Computational biologists often use two complimentary approaches to infer functions that are usually more accurate than a BLAST-based method. Analysis of sequence similarity networks can dissect protein functions in a superfamily and infer the function of individual proteins. Briefly, a computational biologist will create a network of proteins in sequence space, which typically shows clusters of similar proteins. She will then highlight which few of these proteins have experimental functional annotations, and paint the network according to other functional features that are broadly available, such as residues in key positions in an alignment. These data are used to identify proteins where a functional change may have occurred, which then can be used to delineate protein families or other protein groups that share a specific function or functional characteristic. However, molecular functional annotation data are very scarce, and there is not enough of it to draw functional boundaries with high confidence.
The second method, analysis of genomic context, is often done in conjunction with sequence similarity network analysis. This approach uses data about the genome neighbors of a protein, or more generally, any functional association data, such protein -- protein interaction data, to predict a protein's molecular function. This technique has been used to refine functional boundaries during sequence similarity network analysis, as well as to generate hypothesis in the absence of characterization of any close homologs.
In this dissertation, I describe Effusion, our attempt to automate sequence similarity network analysis and improve on the current methods for the prediction of protein function. Effusion modernizes the classical BLAST-based approach while avoiding pitfalls common to state-of-the-art methods. It uses a sequence similarity network to add context for homology transfer, a probabilistic model to account for the uncertainty in labels and function propagation, and the structure of the Gene Ontology to best utilize sparse input labels and make consistent output predictions. Effusion's model makes it practical to integrate rare experimental data with the abundant primary sequence and sequence similarity data. Our model allows for inference with general purpose, state-of-the-art inference algorithms, makes use of all experimental annotation data, has parameters specific to each Gene Ontology term, and adds data-derived pseudocounts to predict rare terms.

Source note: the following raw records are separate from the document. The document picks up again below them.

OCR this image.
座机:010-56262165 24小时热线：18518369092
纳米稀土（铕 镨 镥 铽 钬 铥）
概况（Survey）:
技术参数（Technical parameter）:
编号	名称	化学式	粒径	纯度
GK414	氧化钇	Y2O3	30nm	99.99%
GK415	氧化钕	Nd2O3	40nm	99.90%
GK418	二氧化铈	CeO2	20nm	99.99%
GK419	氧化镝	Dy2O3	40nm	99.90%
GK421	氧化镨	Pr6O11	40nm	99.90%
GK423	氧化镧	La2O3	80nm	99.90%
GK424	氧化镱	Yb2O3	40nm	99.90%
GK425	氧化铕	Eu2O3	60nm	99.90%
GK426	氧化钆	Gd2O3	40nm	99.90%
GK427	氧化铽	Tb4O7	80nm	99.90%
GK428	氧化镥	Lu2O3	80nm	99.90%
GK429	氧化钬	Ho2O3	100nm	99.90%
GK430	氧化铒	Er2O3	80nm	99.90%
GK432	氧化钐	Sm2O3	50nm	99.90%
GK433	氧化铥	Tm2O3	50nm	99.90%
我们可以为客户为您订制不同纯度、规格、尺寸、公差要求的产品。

Effusion GCA extends Effusion by integrating the chief components necessary for automating genomic context analysis. It performs its analysis over a sequence similarity -- functional association network, with a model of protein function that includes a representation of each protein's biological process, performs simultaneous inference on multiple aspects of protein function, and only propagates functional information where it is appropriate.
We assessed our methods using a critical evaluation method and metrics. The results show that Effusion outperforms standard prediction methods, the most similar prediction methods, and state-of-the-art prediction methods. Effusion GCA does not perform as well as Effusion in aggregate, but offered several other insights. We conclude that these methods represent a significant progress in the field of protein function prediction, and clearly suggest avenues for further advance.